Однако мне, уроженке Соединённых штатов из семьи иммигрантов из Эфиопии и Эритреи, лучше всего знакомы слова английского языка. Именно английские грамматические конструкции, которым меня учили в американских школах с намерением искоренить мой иммигрансткий акцент, первым делом приходят мне на ум. Моя школьная программа по литературе состояла в большей мере из произведений белых американских авторов, которые были с английским на «ты» и чьи книги до сих пор входят в список обязательных к прочтению.

Но иногда я всё ещё думаю по-амхарски. Когда мои чувства настолько глубоки, что их едва ли возможно выразить на бумаге, яркий образный амхарский берёт верх над привычным английским.

Когда этой зимой я впервые за 10 лет приехала навестить родных в Эфиопии, мой двоюродный братишка Кидус смотрел на менявосторженными глазами, с сердечным трепетом.Он знал о том, что я писательница – Кидус видел мои статьи в Фейсбуке и прочёл их все до одной. На некоторое время он умолк, а потом вновь взглянул на меня – детское восхищение сменилось чувством вины. Приглушённым голосом он сказал, что в моих работах ему многое было непонятно.

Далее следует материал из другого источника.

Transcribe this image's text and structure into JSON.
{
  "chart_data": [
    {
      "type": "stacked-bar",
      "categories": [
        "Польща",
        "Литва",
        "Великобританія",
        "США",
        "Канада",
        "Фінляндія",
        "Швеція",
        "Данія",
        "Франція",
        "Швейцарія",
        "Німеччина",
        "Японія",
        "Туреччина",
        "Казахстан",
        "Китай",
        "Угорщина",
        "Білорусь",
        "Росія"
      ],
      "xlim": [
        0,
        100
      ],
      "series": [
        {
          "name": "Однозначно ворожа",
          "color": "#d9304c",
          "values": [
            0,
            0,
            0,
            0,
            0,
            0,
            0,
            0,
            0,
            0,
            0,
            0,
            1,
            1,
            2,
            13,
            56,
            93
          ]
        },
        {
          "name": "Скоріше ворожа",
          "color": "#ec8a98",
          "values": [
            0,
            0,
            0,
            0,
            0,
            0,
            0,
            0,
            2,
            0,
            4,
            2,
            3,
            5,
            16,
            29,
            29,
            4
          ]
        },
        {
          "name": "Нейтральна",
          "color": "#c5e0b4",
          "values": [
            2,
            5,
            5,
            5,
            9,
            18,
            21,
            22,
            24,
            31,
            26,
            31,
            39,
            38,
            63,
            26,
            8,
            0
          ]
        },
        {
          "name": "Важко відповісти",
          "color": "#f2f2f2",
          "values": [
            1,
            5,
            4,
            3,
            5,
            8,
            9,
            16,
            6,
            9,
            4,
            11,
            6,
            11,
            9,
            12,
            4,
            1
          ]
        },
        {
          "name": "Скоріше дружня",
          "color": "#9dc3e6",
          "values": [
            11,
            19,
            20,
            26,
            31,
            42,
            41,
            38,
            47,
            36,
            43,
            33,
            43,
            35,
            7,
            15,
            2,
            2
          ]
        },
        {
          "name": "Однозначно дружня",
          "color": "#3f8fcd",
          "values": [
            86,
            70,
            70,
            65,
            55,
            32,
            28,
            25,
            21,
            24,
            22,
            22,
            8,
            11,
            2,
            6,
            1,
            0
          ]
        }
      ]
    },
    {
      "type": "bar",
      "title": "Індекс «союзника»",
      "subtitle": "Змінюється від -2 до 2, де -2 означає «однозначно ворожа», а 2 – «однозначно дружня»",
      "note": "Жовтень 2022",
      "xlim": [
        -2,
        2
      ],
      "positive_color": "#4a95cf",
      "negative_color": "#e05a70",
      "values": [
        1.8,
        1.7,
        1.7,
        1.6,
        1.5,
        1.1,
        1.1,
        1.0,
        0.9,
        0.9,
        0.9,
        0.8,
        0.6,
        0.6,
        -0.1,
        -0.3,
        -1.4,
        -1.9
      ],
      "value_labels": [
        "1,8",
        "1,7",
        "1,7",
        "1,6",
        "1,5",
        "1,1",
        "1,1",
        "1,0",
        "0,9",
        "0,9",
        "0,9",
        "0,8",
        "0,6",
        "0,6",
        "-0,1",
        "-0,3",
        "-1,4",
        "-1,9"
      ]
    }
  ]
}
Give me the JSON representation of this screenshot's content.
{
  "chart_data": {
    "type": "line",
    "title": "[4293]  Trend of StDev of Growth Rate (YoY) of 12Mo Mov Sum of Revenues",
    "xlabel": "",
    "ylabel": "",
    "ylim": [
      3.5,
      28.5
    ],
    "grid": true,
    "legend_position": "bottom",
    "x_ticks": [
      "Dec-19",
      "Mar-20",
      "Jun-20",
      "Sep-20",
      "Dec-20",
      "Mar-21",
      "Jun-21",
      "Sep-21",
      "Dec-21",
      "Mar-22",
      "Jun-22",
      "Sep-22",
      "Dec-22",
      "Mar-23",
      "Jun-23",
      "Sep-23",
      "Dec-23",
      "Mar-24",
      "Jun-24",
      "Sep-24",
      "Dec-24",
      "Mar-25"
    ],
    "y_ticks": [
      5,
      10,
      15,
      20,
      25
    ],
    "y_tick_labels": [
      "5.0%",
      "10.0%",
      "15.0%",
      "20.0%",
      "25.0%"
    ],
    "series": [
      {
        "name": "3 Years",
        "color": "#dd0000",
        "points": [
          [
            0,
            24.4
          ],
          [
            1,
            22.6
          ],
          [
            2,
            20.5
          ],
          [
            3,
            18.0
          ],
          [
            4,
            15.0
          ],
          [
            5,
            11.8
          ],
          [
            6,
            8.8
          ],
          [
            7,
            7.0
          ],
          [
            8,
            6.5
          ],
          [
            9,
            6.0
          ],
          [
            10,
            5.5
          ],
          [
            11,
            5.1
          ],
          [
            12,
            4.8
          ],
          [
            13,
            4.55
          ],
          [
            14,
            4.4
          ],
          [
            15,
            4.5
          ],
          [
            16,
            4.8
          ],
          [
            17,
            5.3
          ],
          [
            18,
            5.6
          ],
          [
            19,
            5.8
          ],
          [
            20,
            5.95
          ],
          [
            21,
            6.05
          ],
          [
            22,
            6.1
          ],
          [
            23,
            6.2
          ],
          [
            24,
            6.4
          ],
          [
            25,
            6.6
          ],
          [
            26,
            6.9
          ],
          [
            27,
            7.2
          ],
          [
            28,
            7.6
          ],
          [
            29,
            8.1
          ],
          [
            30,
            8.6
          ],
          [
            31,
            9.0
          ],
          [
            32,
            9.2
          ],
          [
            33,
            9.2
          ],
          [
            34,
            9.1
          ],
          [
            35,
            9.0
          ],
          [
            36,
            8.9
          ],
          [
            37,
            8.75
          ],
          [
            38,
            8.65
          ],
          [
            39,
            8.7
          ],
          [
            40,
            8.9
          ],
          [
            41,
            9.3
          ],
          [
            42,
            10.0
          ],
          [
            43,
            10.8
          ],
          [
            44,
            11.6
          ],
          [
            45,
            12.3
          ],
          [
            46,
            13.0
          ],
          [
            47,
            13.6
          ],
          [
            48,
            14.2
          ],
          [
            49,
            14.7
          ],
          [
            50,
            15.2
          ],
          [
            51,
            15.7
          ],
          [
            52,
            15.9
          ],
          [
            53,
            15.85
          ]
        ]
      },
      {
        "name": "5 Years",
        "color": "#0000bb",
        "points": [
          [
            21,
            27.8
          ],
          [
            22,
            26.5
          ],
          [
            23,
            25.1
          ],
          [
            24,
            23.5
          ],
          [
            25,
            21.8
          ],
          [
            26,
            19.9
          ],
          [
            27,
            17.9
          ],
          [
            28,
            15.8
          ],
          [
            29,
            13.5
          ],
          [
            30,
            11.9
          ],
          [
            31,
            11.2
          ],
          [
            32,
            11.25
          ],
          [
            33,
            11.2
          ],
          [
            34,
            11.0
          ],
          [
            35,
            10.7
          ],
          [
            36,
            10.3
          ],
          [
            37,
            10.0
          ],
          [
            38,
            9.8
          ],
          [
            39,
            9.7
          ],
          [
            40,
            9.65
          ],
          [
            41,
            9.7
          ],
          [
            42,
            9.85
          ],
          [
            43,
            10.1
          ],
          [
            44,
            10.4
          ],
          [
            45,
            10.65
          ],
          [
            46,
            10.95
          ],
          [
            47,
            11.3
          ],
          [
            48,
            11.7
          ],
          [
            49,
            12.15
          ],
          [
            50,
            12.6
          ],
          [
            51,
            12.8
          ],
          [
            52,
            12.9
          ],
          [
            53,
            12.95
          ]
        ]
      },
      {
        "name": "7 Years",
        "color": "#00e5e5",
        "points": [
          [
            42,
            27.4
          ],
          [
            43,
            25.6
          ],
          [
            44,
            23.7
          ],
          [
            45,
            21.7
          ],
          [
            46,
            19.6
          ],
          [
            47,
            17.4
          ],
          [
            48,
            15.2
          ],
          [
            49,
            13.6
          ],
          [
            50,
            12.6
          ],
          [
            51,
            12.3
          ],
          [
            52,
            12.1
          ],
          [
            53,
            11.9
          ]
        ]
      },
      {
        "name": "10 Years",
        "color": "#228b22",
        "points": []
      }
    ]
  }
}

Для меня это прозвучало как лёгкий упрёк: ты пишешь на английском; твои статьи мне не по зубам.

Для писателя диаспоры очень непросто выбрать язык для своих произведений. Так, судано-американская поэтесса Сафия Эльхильо называет себя «языковой отступницей», потому что сочиняет не на арабском, а на английском. Американский писатель Густаво Перес Фирмат, кубинец по происхождению, творит как на английском, так и на испанском. В своём интервью НПР (Национальному публичному радио) Густаво признался: «Мне кажется, что ни на одном языке я не говорю свободно… Слова подводят меня то тут, то там».

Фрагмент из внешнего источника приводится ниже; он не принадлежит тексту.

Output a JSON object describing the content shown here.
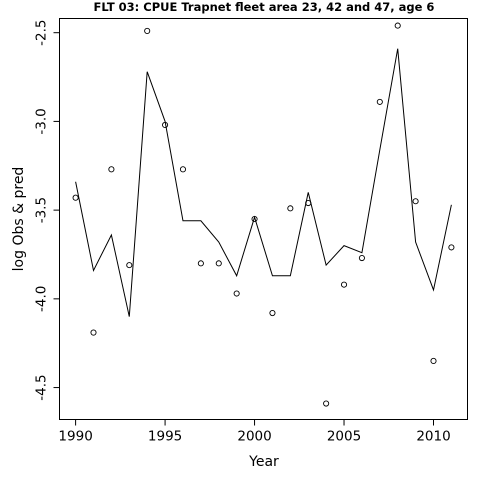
{
  "chart_data": {
    "type": "line",
    "title": "FLT 03: CPUE Trapnet fleet area 23, 42 and 47, age 6",
    "xlabel": "Year",
    "ylabel": "log Obs & pred",
    "xlim": [
      1989.1,
      2011.9
    ],
    "ylim": [
      -4.68,
      -2.42
    ],
    "x_ticks": [
      "1990",
      "1995",
      "2000",
      "2005",
      "2010"
    ],
    "y_ticks": [
      "-2.5",
      "-3.0",
      "-3.5",
      "-4.0",
      "-4.5"
    ],
    "grid": false,
    "series": [
      {
        "role": "observed",
        "style": "points",
        "x": [
          1990,
          1991,
          1992,
          1993,
          1994,
          1995,
          1996,
          1997,
          1998,
          1999,
          2000,
          2001,
          2002,
          2003,
          2004,
          2005,
          2006,
          2007,
          2008,
          2009,
          2010,
          2011
        ],
        "values": [
          -3.43,
          -4.19,
          -3.27,
          -3.81,
          -2.49,
          -3.02,
          -3.27,
          -3.8,
          -3.8,
          -3.97,
          -3.55,
          -4.08,
          -3.49,
          -3.46,
          -4.59,
          -3.92,
          -3.77,
          -2.89,
          -2.46,
          -3.45,
          -4.35,
          -3.71
        ]
      },
      {
        "role": "predicted",
        "style": "line",
        "x": [
          1990,
          1991,
          1992,
          1993,
          1994,
          1995,
          1996,
          1997,
          1998,
          1999,
          2000,
          2001,
          2002,
          2003,
          2004,
          2005,
          2006,
          2007,
          2008,
          2009,
          2010,
          2011
        ],
        "values": [
          -3.34,
          -3.84,
          -3.64,
          -4.1,
          -2.72,
          -3.0,
          -3.56,
          -3.56,
          -3.68,
          -3.87,
          -3.54,
          -3.87,
          -3.87,
          -3.4,
          -3.81,
          -3.7,
          -3.74,
          -3.16,
          -2.59,
          -3.68,
          -3.95,
          -3.47
        ]
      }
    ]
  }
}
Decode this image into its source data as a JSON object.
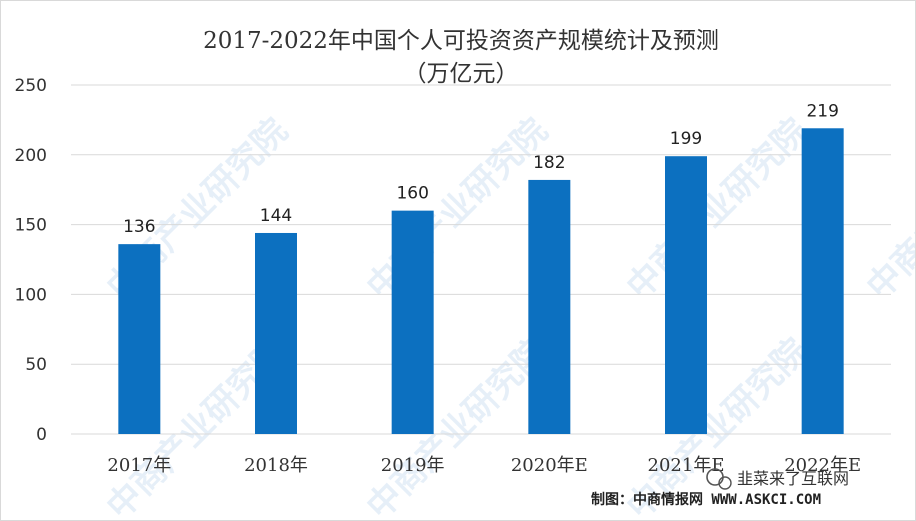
{
  "chart_data": {
    "type": "bar",
    "title": "2017-2022年中国个人可投资资产规模统计及预测",
    "subtitle": "（万亿元）",
    "categories": [
      "2017年",
      "2018年",
      "2019年",
      "2020年E",
      "2021年E",
      "2022年E"
    ],
    "values": [
      136,
      144,
      160,
      182,
      199,
      219
    ],
    "ylim": [
      0,
      250
    ],
    "yticks": [
      0,
      50,
      100,
      150,
      200,
      250
    ],
    "grid": true,
    "legend": "none",
    "bar_color": "#0c70c0"
  },
  "source": "制图：中商情报网 WWW.ASKCI.COM",
  "wechat_badge": "韭菜来了互联网",
  "watermark": "中商产业研究院"
}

Я наткнулась на сборник стихов Густаво Переса 1995 года под названием «Трудности двуязычия» спустя 10 лет с момента выпуска книги. В то время я училась в старшей школе и была одержима литературой, но моя любовь к поэзии тогда только начиналась. В глубоких размышлениях кубинского иммигранта я увидела отражение собственных переживаний:

То, что я пишу на английском

Изначально делает невозможным

То, что я хочу донести до вас.

Я не считаю английский

Языком своего общения.

Однако, я не принадлежу ничему,

Кроме англоязычного мира.

На самом деле, я до сих пор задаюсь вопросом, на каком языке у меня точнее получается выражать свои мысли. Говоря на английском, я чувствую себя как рыба в воде. Но это не тот язык, к которому лежит моя душа. Амхарский язык ближе моему сердцу. Когда я на нём говорю, с моего языка сходят такие сладостные и тягучие слова...

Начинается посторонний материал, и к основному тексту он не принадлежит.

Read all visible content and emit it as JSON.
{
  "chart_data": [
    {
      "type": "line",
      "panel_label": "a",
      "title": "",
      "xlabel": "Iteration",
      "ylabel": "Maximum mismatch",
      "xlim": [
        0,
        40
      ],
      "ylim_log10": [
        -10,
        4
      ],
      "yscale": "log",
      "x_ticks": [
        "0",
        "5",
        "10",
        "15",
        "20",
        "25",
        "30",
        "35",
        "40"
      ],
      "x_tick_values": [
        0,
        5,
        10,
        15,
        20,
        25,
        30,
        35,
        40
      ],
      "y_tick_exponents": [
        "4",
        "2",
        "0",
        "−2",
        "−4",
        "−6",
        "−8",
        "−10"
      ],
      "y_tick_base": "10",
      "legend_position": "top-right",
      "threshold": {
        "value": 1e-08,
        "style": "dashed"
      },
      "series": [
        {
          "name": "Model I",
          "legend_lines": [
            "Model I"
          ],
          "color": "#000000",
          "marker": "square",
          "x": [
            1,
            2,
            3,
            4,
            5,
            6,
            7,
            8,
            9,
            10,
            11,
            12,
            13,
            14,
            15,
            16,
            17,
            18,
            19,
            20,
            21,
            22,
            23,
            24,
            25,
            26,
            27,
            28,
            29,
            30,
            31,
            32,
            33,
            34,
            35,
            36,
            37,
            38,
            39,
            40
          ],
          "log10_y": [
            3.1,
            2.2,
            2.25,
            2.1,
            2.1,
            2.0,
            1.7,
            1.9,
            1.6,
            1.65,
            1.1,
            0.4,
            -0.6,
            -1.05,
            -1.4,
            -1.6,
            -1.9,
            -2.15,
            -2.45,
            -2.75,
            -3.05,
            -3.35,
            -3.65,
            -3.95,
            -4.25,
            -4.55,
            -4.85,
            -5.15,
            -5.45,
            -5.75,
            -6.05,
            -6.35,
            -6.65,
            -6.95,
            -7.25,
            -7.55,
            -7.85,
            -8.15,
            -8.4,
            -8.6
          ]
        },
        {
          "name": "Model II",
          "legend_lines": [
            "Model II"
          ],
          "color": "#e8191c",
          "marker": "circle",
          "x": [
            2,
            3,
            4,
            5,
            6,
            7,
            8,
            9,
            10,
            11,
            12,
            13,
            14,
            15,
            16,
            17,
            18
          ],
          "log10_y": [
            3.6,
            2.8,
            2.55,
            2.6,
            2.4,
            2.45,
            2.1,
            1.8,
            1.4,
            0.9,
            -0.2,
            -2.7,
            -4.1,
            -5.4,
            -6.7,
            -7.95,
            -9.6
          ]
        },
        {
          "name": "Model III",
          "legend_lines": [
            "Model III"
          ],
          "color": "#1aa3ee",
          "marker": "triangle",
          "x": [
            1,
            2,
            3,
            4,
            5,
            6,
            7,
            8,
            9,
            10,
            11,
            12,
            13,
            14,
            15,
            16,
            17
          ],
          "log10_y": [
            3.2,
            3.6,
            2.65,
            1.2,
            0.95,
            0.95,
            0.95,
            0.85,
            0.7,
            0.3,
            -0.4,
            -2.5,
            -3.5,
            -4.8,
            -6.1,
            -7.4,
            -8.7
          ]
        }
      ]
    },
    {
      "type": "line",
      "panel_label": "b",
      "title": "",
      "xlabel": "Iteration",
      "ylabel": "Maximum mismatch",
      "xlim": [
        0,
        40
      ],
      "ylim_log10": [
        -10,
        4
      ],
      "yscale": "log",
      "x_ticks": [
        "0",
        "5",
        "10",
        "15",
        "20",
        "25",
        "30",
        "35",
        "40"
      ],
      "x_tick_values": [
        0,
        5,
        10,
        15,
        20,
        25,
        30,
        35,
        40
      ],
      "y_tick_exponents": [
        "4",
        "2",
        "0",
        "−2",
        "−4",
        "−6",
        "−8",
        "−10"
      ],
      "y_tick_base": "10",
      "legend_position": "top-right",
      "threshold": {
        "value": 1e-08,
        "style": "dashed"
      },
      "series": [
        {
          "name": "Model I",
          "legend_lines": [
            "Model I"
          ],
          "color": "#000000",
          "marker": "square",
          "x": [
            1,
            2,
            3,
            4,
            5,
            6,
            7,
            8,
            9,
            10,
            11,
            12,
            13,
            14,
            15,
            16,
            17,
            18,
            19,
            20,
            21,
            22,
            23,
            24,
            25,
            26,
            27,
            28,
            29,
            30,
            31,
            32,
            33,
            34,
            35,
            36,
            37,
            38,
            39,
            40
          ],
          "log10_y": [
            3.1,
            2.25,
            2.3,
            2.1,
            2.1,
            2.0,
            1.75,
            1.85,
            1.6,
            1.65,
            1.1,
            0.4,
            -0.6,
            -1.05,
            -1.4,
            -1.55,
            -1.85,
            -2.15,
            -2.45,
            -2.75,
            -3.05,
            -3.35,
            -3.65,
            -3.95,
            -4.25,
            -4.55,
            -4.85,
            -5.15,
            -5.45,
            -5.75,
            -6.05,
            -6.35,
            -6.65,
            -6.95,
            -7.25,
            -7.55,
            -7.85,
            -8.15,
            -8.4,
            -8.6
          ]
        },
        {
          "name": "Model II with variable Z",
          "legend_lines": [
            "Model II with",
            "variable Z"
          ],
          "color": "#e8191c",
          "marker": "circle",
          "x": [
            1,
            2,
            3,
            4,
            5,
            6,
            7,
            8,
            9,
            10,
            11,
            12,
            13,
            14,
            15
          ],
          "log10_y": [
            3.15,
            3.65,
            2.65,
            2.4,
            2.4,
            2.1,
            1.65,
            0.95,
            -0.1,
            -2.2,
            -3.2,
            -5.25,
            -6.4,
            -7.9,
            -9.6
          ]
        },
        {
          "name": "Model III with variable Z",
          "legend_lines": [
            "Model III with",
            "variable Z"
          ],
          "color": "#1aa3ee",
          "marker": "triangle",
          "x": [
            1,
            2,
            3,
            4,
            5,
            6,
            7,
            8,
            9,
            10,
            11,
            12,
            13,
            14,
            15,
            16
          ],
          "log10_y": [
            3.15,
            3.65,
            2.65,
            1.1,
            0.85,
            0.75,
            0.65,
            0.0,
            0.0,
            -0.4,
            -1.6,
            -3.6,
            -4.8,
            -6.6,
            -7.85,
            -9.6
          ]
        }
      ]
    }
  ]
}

К сожалению, я разучилась и читать, и писать на родном языке. Складывается впечатление, что амхарский алфавит висит над моей кроватью лишь для красоты. Тигринья, государственный язык Эритреи, представляет для меня ещё бо̒льшую трудность. Даже моя мать, чьи предки населяли Тыграй (регион Эфиопии, граничащий с Эритреей на севере), толком не говорит на этом языке.

Каждый раз, когда я пытаюсь связать язык, время и пространство в единый клубок, я как будто стою на распутье. Поэтому я восхищаюсь поэтами и прозаиками, которым удаётся раскрыть все грани своего таланта на любой чужбине и выплеснуть на бумагу богатую палитру своих чувств на любом известном им языке.

Мне известны африканские писатели, которые искажали язык метрополии с целью критики общественного строя страны-колонизатора. Также мне известны латиноамериканские авторы, вроде Хунота Диаса, которые намеренно не выделяли курсивом испанские слова в своих англоязычных произведениях. Эти и многие другие писатели-иммигранты, которые смогли раздвинуть языковые рамки в своём творчестве, служат мне ролевой моделью.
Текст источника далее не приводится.